ProAKSI BERPADU Jangkau Langsung Pelaku Bisnis OBA, Obat Kuasi, Suplemen Kesehatan, dan Kosmetik
Tanggal Posting : Jumat, 22 Agustus 2025 | 19:36
Liputan : Redaksi JamuDigital.Com - Dibaca : 381 Kali
ProAKSI BERPADU Jangkau Langsung Pelaku Bisnis OBA, Obat Kuasi, Suplemen Kesehatan, dan Kosmetik
ProAKSI BERPADU meliputi percepatan registrasi dan notifikasi, peningkatan pemahaman stakeholder, dan digitalisasi informasi.

JamuDigital.Com- MEDIA JAMU, NOMOR SATU. Minat masyarakat terhadap produk Obat Bahan Alam, Obat Kuasi, Suplemen Kesehatan, dan Kosmetik disingkat OBAOKSKK semakin tinggi.

Peminatan ini direspon positif oleh pelaku usaha dengan mengembangkan dan memproduksi produk-produk tersebut, ditandai dengan peningkatan pendaftaran produk dalam 5 tahun terakhir.

Pada periode semester 1 tahun 2025, jumlah pengajuan pendaftaran produk mencapai angka 64373 dengan rincian yaitu Obat Bahan Alam sejumlah 5,19 %, Obat Kuasi 0,43%, Suplemen Kesehatan 1,57%, dan notifikasi kosmetik 92,80%.

Keseriusan pelaku usaha dan peneliti dalam mengembangkan Obat Bahan Alam juga terlihat dari tren kenaikan pengajuan protokol uji praklinik 64,63% dan pengajuan uji klinik rata-rata 21 protokol per tahun pada periode 2022 - 2024.

Peningkatan penelitian ini diharapkan dapat meningkatkan kualitas dan keamanan produk yang beredar sehingga kepercayaan konsumen dan pemanfaatan di sarana kesehatan meningkat.

Peningkatan tersebut menjadi tantangan dalam pemenuhan timeline kinerja dan kemudahan pelaku usaha untuk mendapatkan layanan yang inklusif.

Sebagai bentuk dukungan kepada para pelaku usaha dan peneliti, Direktorat Registrasi Obat Tradisional, Suplemen Kesehatan, dan Kosmetik (OTSKK) BPOM terus berupaya menciptakan inovasi melalui program ProAKSI BERPADU (Program AKSelerasi BERsama Registrasi & PendAmpingan TerPADU).

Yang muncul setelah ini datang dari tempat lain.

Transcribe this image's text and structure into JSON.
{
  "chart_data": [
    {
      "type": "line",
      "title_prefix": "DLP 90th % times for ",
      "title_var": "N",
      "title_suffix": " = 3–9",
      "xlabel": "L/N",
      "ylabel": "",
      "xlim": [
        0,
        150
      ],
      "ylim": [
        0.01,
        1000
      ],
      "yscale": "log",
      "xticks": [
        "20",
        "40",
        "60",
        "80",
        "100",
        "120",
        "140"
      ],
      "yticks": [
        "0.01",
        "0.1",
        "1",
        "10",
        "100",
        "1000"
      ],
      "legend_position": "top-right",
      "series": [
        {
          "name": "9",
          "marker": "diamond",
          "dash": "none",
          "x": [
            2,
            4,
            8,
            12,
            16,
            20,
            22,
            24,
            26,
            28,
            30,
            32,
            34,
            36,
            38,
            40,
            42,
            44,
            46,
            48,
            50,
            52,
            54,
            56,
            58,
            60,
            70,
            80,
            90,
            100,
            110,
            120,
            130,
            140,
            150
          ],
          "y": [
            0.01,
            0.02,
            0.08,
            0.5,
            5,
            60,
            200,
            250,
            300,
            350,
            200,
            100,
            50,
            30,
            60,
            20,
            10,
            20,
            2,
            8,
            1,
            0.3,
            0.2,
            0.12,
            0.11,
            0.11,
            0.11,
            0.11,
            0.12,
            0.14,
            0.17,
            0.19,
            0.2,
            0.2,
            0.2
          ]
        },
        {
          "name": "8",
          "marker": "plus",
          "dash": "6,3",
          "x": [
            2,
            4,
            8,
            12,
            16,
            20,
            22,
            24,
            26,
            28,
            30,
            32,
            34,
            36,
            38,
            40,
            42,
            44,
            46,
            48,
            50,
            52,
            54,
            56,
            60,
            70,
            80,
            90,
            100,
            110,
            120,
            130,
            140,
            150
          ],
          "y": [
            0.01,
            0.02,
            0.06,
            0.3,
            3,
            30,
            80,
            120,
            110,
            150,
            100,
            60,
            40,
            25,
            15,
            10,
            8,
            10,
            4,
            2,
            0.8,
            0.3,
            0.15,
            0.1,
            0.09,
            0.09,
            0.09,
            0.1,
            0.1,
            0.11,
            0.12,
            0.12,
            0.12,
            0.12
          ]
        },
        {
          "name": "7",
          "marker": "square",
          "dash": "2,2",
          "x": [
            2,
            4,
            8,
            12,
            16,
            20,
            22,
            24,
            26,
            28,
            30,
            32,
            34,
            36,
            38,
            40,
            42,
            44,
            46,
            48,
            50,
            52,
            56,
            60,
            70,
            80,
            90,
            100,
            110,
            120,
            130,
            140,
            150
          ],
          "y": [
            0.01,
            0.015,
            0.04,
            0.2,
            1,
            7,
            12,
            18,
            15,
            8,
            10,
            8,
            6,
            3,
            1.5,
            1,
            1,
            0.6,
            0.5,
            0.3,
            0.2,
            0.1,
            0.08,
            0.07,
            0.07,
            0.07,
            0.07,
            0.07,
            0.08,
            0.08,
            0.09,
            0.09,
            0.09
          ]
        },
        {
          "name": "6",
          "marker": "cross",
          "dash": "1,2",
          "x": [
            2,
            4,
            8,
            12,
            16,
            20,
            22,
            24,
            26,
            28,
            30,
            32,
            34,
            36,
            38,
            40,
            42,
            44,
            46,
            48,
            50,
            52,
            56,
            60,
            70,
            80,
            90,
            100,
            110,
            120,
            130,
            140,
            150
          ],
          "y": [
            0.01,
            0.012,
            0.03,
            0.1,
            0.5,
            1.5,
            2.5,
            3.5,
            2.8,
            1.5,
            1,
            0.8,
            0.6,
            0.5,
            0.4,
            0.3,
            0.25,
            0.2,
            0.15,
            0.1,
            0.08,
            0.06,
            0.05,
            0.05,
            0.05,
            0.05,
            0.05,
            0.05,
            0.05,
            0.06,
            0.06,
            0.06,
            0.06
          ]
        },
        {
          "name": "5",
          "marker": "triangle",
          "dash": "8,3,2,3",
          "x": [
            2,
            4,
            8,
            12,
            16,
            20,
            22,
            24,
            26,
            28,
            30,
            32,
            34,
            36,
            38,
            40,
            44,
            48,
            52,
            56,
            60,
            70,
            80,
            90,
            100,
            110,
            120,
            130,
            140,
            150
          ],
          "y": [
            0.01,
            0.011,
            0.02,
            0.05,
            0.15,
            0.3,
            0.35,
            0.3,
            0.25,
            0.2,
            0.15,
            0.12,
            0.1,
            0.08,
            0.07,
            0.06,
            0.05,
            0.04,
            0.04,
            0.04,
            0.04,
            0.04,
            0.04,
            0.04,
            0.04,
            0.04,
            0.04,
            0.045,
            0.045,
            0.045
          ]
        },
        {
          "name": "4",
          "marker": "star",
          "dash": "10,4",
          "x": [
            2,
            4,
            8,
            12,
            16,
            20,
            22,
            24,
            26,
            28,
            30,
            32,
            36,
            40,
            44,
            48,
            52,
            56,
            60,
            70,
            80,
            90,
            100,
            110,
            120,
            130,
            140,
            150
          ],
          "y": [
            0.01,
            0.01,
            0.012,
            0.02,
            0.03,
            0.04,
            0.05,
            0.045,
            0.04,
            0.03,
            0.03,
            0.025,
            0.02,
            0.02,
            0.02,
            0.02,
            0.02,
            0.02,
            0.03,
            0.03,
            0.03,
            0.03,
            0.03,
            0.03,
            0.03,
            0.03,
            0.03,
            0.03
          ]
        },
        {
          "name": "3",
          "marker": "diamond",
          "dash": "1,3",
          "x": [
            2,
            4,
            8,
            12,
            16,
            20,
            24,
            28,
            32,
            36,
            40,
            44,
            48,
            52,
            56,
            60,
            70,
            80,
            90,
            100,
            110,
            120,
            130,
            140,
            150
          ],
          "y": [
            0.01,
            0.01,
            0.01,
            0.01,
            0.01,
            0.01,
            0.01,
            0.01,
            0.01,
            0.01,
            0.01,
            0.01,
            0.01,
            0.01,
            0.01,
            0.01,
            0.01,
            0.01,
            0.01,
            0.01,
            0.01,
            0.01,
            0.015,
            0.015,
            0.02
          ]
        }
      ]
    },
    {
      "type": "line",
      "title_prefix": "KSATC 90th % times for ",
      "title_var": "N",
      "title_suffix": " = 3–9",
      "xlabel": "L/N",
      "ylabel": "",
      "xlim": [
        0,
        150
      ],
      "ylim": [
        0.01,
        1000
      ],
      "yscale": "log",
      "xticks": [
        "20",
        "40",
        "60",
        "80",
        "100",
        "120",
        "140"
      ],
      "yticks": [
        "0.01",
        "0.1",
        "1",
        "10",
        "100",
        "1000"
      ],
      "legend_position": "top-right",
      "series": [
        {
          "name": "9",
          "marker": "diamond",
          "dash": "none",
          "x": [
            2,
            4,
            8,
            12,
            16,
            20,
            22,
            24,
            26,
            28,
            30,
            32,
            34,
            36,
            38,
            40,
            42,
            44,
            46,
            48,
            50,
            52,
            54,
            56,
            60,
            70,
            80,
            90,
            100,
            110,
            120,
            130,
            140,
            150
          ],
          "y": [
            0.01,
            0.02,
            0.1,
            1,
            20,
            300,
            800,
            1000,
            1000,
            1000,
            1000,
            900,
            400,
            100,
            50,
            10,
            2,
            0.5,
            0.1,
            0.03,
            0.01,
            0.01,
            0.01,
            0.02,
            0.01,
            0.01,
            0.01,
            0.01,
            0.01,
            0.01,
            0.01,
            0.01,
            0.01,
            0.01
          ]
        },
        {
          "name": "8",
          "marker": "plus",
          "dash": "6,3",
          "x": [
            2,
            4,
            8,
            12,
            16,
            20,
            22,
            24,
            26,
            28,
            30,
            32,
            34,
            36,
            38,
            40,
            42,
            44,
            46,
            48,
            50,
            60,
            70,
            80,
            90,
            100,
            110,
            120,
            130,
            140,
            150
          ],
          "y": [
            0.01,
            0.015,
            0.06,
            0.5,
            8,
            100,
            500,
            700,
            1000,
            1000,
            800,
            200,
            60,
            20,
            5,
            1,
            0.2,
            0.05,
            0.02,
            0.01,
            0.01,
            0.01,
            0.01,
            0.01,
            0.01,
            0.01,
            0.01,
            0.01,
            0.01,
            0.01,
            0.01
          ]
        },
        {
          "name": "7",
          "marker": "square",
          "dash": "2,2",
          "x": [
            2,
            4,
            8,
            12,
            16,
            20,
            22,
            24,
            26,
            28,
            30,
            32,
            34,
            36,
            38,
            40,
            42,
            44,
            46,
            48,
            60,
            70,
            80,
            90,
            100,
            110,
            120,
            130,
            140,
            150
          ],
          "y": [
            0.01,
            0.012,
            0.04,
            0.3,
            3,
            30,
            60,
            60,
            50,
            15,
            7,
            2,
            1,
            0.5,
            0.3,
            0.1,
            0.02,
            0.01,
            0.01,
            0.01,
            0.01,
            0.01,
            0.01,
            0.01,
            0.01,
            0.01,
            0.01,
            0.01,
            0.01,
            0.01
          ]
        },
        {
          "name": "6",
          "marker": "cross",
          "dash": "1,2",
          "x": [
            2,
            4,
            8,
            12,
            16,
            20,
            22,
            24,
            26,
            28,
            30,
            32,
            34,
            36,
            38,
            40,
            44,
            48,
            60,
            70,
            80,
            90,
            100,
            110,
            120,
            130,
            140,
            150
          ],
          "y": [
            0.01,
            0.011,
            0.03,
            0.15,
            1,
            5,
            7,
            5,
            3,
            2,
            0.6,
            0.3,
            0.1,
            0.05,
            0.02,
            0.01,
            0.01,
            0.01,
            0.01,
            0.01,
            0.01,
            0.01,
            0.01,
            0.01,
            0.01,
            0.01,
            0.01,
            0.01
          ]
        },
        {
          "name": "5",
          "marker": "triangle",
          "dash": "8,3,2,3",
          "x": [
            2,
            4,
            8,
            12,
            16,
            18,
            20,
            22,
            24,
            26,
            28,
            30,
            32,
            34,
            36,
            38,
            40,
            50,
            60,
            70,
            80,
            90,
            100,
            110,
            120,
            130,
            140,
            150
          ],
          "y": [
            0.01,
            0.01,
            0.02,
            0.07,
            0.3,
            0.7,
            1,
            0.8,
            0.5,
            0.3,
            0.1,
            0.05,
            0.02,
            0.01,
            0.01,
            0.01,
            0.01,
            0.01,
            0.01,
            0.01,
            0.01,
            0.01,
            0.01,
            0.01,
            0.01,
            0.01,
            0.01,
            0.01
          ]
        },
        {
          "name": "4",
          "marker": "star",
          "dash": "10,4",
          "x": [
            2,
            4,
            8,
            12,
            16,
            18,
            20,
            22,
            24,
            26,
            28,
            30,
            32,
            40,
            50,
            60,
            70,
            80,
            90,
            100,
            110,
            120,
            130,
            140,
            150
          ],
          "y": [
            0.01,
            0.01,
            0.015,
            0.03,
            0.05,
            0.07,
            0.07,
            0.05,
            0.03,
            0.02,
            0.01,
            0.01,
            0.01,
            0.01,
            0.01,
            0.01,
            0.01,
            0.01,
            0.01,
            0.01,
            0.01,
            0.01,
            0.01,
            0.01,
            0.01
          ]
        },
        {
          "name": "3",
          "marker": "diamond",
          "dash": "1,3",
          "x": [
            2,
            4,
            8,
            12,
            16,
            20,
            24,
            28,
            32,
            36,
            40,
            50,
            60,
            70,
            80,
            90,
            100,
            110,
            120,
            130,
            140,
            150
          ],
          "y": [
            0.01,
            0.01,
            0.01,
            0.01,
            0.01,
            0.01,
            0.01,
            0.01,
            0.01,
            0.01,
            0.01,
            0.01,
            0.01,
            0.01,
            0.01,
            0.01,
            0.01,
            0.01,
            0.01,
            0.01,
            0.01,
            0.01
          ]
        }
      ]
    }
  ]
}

Dengan semangat "Jangkau Langsung", ProAKSI BERPADU diharapkan dapat terus menjangkau dan melayani seluruh pemangku di wilayah Indonesia.

Program yang terintegrasi dalam ProAKSI BERPADU meliputi percepatan registrasi dan notifikasi, peningkatan pemahaman stakeholder, dan digitalisasi informasi.

Pertama, percepatan registrasi dan notifikasi melalui beberapa kegiatan yaitu Intensifikasi Evaluasi, Desk Registrasi, dan Pelayanan Prima di daerah.

Intensifikasi dan Desk Registrasi difokuskan bagi pelaku usaha yang sedang dalam proses pengajuan produk.

Pada kegiatan ini, pelaku usaha dapat berkonsultasi langsung dengan petugas, sehingga konfirmasi terhadap kekurangan dokumen/ data dan proses evaluasi dalam rangka penerbitan izin edar, persetujuan pelaksanaan uji praklinik/ uji klinik, dan pemenuhan CAPA DIP berlangsung lebih cepat.

Adapun kegiatan pelayanan prima merupakan pelayanan jemput bola langsung di beberapa daerah seperti yang telah dilakukan periode tahun 2024 - 2025 diantaranya di Medan, Pontianak, Bandung, Banyumas, Semarang, Surakarta, Surabaya, Yogyakarta, Mataram, Bali, Makassar, Manado, Manokwari, dan beberapa daerah lainnya.

Kedua, peningkatan pemahaman stakeholder. Badan POM selalu terbuka dan mendorong para pelaku usaha baru untuk mengurus legalitas produknya. Dalam hal ini, peningkatan pemahaman pelaku usaha terkait regulasi dan tata cara registrasi OBAOKSKK terus gencar dilakukan baik secara daring maupun luring.

Terdapat 2 (dua) kegiatan khusus untuk para pelaku usaha start up yaitu RUBIK (Ruang Bimbingan Notifikasi Kosmetik) dan SEHATI (Sesi Edukasi Obat Bahan Alam, Obat Kuasi, dan Suplemen Kesehatan Terintegrasi).

Program yang berkelanjutan menjadi kunci keberhasilan utama pendampingan kepada pelaku.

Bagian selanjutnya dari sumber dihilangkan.